28 yaşındaki sanık E.E. de, "Konuyla alakalı üzerime atılan suçlamaları kabul etmiyorum. S.Ö. ile orta sıra telefon ile görüşmekteyim. Olay tarihinde de görüşüp görüşmediğimi hatırlamıyorum. Telefonumun HTS kayıtlarının çıkarılmasına ve incelenmesine istek gösteriyorum.
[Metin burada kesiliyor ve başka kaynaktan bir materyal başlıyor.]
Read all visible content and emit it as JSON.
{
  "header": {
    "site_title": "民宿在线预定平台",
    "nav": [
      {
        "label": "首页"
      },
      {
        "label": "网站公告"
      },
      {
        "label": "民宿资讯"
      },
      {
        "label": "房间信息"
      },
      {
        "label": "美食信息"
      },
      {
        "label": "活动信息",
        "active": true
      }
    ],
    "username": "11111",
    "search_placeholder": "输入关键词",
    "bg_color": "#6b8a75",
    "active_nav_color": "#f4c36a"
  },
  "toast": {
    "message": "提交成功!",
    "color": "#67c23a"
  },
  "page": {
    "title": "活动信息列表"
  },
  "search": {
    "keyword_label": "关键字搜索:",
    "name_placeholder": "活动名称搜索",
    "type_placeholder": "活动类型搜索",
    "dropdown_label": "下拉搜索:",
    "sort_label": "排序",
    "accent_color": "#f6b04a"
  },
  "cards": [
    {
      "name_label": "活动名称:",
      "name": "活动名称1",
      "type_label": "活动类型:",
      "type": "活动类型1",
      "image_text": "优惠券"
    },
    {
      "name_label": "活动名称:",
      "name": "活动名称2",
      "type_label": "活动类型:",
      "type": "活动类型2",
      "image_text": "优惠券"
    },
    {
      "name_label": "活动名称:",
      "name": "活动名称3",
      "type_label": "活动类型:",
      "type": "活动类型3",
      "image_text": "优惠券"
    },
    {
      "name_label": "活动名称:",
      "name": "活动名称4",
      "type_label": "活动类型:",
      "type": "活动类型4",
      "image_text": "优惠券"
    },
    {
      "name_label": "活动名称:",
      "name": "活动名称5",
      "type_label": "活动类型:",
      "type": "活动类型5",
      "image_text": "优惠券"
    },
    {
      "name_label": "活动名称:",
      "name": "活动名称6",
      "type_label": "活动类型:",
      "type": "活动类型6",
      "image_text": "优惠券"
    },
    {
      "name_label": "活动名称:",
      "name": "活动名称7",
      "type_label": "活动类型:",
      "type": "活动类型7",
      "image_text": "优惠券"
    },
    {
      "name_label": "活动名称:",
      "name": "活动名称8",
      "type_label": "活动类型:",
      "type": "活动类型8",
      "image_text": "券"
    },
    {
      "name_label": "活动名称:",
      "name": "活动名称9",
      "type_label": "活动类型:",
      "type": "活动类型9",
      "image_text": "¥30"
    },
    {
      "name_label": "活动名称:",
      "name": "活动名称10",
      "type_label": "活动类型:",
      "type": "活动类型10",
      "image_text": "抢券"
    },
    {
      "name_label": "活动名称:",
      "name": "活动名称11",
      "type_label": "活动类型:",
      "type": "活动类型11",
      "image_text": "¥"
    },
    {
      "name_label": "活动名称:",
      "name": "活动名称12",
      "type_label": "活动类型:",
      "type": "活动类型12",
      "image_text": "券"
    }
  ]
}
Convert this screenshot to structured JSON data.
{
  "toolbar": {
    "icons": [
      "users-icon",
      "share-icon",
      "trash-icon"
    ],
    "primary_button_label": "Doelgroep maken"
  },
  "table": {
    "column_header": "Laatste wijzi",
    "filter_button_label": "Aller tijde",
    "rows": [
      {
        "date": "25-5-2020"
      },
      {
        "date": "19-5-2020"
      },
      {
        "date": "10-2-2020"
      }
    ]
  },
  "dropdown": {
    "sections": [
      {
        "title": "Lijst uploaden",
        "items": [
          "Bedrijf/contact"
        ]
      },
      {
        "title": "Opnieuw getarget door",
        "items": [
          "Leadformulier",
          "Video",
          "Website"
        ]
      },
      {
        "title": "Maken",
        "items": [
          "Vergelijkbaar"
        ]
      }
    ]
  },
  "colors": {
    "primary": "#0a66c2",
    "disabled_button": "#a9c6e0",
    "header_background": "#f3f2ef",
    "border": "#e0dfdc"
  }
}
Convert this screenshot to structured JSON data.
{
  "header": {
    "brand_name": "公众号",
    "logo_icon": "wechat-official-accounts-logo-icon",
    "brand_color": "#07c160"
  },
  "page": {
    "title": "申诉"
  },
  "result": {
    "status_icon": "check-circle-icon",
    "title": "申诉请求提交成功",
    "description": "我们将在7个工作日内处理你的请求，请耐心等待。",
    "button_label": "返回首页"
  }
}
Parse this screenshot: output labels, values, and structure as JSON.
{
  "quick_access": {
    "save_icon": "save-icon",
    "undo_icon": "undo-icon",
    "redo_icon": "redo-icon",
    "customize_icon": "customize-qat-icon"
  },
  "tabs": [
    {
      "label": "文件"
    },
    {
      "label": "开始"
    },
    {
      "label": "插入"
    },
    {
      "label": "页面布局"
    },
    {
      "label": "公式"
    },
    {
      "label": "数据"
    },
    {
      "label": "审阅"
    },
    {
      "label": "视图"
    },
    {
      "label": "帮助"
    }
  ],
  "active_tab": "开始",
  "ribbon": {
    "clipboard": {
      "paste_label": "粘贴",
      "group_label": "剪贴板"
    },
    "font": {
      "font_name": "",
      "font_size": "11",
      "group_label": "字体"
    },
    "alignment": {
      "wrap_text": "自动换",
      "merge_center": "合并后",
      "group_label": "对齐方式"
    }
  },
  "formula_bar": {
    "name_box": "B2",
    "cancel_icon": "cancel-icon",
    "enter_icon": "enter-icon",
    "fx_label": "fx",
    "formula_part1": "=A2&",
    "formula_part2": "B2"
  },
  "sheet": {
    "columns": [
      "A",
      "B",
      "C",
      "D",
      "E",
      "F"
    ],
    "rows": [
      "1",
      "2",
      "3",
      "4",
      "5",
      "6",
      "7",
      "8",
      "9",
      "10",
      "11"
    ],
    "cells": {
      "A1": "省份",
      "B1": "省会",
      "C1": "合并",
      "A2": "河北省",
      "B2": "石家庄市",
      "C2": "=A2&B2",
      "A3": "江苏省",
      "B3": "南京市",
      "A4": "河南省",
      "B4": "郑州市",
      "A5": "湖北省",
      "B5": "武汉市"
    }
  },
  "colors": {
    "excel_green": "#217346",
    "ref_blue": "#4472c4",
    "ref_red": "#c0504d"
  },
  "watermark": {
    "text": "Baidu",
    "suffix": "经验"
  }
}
Olay tarihinde iş yerimi kapattıktan sonra konutuma gittim. Sonrasında dışarıya hiç çıkmadım. Meydana gelen olayın benimle rastgele bir biçimde ilgi ve alakası yoktur. Olay Kastamonu’da vilayet merkezinde meydana gelmiştir. Bugün üzerimde, konutumda, iş yerinde, depoda ve araçlarımızda yapılar aramalarda rastgele bir cürüm ve cürüm ögesine rastlanılmamıştır. Hakkımdaki suçlamayı bugün öğrendim. Neden hakkımda bu türlü bir suçlama yapıldı bilmiyorum. Olayla alakalı kimseden rastgele bir şikayetim yoktur. Söyleyeceklerim bundan ibarettir" diye konuştu.
Murat Can Öztürk’ün babası E.Ö. ise sanıkların en ağır formda cezalandırılmasını talep etti.
Mahkeme heyeti, sanık R.E.’nin ‘uyuşturucu yahut uyarıcı husus ticareti yapma yahut sağlama’ hatasından 8 yıl 4 ay mahpus cezası ve 16 bin 660 TL isimli para cezasına çarptırılmasına, E.E.’nin de ‘uyuşturucu kullanımına yer temin etme’ kabahatinden 4 yıl 2 ay mahpus cezası ile 8 bin 320 TL isimli para cezasına çarptırılmasına karar verdi.
Ayrıca mahkeme heyeti, sanık R.E.’nin ’taksirle öldürme’ kabahatinden da beraatlarına karar verdi.

Bizi sosyal medyadan takip edin

Yorum Yaz

Gönderdiğiniz yorum moderasyon ekibi tarafından incelendikten sonra yayınlanacaktır.